We are entering the 1997-1998 TV season, the 50th anniversary of network TV. It seems like we have never been without it, but a half-century ago network television began, with the premieres of programming still with us. "Gillette Cavalcade of Sports" has spawned hundred of imitators. So has "Meet the Press."
At the close of that pioneering 1947-1948 season NBC and CBS televised the Democratic and Republican conventions, with Douglas Edwards and John Cameron Swayze anchoring. But compared to 50 years ago, the biggest difference today's viewers would notice would be the dearth of regular newscasts in those early days. In 1947, ABC, CBS, and NBC offered just 15 minutes per evening; today's around the clock news would seem a miracle to viewers in that era.
Back then, NBC, CBS and ABC contracted with ad agencies to produce most prime time television programs and innovated the forms of television we take for granted today. Their only rival was DuMont network, which, within a decade, was out of business.
For 30 years the world lamented the lack of a fourth network. In 1986 Rupert Murdoch came forward with one. The emergence of Fox surely ranks as one of the greatest success stories in TV history.
Murdoch took the business back to basics and had his Hollywood studio – Twentieth Century Fox –
directly create shows. Fox's Sunday night line-up presents television entertainment as good as it gets – with the funny (yet dark) "Simpsons," and the darker (but often funnier) "X-Files."
As this 50th season begins Fox has reached a maturity best symbolized by an unchanged prime time schedule. By comparison, top dog NBC will introduce eight new shows, while ABC has added a dozen new entrants and CBS has reconfigured its prime time offerings every weekday night.
But behind all the hype surrounding these new shows is the biggest unreported TV story of the new season: More and more prime time fare is being produced in-house. TV is going back to its roots.
Network-generated production is back, and so in this crucial respect the face of television does not look so different from its pioneering days.
In particular CBS network brass are smart enough to stick with proven hits, produced in-house, like "60 Minutes" and "Touched by an Angel."
Indeed, despite a slew of premature obituaries during a ratings slump a few years ago, "60 Minutes" remains the cornerstone of the CBS schedule. The trailblazing TV newsmagazine has finished more often in TV's Top 10 than any Hollywood-made entertainment series. This past season marked a record-setting twentieth Top 10 finish in a row for "60 Minutes." Even the legendary Lucille Ball only cracked the Top 10 for 10 consecutive seasons.
But CBS cannot simply rely on a single show. This season Bryant Gumbel will try to create another top-rated newsmagazine and help the network reclaim Wednesday nights. More critical will be the ratings of February's Winter Olympics on CBS.

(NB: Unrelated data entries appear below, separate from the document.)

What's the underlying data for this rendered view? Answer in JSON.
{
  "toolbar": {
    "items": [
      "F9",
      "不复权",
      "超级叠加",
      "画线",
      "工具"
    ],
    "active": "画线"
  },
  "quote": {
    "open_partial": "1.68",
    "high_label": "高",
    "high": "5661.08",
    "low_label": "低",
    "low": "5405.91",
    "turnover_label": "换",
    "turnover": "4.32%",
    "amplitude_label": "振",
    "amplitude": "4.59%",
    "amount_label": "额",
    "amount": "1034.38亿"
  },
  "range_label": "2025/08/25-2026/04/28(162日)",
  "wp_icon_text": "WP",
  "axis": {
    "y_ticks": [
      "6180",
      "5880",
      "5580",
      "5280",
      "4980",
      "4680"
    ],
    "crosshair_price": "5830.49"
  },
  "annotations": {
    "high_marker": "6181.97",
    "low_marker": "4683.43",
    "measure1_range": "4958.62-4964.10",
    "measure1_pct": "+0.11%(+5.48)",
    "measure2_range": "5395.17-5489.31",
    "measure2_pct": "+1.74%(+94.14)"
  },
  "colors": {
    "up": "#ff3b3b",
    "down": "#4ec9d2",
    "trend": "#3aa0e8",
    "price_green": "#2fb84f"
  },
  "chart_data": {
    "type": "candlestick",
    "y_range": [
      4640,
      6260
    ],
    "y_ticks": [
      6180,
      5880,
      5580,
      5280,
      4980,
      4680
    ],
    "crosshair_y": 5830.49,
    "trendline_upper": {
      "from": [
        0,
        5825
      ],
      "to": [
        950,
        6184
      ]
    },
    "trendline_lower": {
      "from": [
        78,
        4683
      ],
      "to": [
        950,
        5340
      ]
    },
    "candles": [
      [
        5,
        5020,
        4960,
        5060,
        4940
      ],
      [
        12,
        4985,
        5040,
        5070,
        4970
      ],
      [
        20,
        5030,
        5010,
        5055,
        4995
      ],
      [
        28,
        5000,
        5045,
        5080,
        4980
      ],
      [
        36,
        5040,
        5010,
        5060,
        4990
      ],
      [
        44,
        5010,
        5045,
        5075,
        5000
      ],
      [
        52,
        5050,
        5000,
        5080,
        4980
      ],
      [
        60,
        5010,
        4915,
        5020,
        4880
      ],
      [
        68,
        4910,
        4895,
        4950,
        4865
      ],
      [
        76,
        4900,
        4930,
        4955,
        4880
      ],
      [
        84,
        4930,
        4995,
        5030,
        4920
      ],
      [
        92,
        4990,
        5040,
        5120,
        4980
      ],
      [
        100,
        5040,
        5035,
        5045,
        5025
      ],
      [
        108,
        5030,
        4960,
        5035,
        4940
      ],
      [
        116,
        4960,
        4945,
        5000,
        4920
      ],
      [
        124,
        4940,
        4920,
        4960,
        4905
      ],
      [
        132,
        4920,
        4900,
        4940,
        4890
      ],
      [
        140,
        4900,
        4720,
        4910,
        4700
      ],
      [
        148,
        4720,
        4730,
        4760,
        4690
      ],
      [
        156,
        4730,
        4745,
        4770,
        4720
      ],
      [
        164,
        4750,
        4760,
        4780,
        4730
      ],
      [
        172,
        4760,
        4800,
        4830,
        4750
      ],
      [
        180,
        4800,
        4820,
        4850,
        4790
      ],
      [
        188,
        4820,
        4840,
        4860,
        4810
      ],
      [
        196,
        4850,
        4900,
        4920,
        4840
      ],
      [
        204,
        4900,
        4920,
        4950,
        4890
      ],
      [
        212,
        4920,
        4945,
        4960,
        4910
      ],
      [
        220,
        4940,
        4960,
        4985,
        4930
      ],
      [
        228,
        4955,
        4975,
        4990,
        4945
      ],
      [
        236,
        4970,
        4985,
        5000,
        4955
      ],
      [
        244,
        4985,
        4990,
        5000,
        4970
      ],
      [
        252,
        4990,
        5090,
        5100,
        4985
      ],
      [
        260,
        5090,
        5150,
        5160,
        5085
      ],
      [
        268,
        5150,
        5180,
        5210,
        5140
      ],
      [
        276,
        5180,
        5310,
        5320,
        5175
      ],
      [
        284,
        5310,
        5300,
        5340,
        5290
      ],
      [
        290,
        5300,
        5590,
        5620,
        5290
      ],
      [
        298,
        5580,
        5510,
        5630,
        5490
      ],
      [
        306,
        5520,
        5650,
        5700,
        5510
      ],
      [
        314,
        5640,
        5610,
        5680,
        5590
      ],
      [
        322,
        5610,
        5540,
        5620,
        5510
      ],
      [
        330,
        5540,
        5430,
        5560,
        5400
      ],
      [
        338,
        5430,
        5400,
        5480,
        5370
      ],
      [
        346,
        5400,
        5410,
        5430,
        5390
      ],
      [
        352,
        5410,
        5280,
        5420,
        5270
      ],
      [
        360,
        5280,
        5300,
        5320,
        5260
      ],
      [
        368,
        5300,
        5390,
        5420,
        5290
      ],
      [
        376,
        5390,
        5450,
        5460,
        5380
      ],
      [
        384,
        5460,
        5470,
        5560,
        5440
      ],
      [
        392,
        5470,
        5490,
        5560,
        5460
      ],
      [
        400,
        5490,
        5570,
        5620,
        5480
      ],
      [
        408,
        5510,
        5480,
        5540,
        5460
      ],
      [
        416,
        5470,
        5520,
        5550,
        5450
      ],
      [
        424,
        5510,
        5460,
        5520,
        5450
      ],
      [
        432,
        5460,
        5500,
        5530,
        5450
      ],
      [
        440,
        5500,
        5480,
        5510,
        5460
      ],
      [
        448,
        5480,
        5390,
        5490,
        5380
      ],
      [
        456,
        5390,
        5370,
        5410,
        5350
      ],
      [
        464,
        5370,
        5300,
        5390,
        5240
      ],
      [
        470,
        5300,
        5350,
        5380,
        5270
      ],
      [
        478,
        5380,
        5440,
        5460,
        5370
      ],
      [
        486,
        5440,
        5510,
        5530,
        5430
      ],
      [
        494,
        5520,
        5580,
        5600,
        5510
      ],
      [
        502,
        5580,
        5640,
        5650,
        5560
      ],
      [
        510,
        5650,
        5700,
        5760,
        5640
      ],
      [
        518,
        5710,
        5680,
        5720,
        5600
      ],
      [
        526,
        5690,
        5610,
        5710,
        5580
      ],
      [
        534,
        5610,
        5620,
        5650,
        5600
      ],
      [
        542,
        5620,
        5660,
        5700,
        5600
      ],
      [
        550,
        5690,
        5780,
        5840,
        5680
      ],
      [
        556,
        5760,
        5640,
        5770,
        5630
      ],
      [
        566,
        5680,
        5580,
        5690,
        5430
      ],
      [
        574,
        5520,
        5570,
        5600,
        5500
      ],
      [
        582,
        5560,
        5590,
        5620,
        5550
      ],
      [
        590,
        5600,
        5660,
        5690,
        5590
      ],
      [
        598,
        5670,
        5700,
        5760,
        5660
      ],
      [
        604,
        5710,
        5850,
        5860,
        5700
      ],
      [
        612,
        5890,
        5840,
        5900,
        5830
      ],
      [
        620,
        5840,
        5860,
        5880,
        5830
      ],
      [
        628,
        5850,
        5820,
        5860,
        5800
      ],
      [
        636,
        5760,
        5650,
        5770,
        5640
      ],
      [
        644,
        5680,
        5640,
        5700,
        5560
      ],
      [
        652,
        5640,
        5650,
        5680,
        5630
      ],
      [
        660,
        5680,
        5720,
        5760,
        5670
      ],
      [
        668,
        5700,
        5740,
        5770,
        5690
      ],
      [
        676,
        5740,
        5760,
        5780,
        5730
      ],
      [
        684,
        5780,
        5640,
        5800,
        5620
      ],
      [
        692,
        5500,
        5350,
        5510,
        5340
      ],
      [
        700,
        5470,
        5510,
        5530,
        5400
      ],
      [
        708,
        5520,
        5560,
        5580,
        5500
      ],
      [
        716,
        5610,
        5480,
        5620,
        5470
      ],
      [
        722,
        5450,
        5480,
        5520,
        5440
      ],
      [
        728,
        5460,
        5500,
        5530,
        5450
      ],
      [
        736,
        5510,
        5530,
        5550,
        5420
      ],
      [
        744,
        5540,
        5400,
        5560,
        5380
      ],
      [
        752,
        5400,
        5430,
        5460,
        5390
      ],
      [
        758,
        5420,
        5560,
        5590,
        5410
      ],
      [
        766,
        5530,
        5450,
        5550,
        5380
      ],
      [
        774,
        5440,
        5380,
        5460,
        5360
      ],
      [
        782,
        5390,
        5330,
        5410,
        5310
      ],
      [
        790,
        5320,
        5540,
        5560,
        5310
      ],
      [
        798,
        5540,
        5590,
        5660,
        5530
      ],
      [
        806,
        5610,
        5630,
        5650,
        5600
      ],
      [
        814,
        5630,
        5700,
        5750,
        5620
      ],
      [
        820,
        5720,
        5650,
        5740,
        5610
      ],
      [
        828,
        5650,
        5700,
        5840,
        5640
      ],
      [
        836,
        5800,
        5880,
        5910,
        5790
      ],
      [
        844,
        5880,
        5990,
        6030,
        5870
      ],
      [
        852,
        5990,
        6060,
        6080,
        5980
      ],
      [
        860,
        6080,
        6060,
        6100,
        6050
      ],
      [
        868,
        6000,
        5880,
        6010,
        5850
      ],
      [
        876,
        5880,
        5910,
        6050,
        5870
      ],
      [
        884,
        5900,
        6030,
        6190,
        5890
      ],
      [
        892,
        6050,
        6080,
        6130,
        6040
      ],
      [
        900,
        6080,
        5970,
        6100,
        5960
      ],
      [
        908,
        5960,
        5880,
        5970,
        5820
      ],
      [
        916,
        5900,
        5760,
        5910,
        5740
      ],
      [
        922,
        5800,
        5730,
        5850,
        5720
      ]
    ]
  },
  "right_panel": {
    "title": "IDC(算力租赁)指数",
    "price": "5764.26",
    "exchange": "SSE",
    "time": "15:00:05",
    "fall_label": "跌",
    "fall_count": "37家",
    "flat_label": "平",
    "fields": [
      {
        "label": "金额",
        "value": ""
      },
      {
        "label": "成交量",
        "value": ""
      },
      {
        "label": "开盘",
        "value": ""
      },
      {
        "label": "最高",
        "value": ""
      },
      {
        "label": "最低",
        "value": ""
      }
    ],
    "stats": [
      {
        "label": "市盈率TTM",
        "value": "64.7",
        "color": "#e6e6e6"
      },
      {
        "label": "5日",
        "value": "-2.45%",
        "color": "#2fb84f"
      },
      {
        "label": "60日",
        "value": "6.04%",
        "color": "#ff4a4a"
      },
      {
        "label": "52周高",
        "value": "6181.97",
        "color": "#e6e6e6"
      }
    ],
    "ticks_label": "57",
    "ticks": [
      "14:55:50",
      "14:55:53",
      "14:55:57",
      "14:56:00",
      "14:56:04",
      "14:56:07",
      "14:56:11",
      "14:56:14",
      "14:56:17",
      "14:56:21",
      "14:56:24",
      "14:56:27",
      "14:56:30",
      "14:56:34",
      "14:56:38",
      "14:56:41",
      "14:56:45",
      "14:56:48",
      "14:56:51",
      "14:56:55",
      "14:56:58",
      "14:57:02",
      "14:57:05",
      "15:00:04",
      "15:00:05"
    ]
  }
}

ABC's future looks less bright. Many, including me, thought that by this time, more than two years after Disney paid some $19 billion for ABC, the alphabet network would be riding high. Instead it has been all downhill, and the drag of ABC's poor ratings makes Disney CEO Michael Eisner's much promised corporate synergy a promise unfulfilled.
Last year Eisner hand-picked Hollywood super agent Michael Ovitz as his aide-de-camp, and both declared ABC's declining ratings merely "some hiccups along the way." Since then, the hiccups have turned into serious indigestion as ABC's prime time numbers dropped 13 percent last season, leaving the network in an embarrassing third place. (Ovitz has since left the network.)
Look for big changes in ABC this fall as Eisner and company have replaced every 8:00 p.m. show. Disney's shakeup includes an increased reliance on its Burbank-based parent with the return of a revamped "Wonderful World of Disney," hosted by Eisner himself. Still ABC's most successful show, "20/20," while network-produced, is not from Burbank. Disney knows how to clone: "20/20" will be seen in a second edition on Thursdays this fall.
The ratings success of General Electric's NBC will continue to be fueled by as potent a single night prime time line-up as TV's big time advertisers have ever seen (and paid record prices for). A telltale sign to watch will be the ratings success of "Veronica's Closet." Allotted the sweetheart time slot after "Seinfeld," and before "E.R.," "Veronica's Closet," starring TV veteran Kirstie Alley as the owner of a lingerie shop who feuds with a philandering husband, is supposed to become the next "Frasier." The 50th TV season will be NBC's to lose.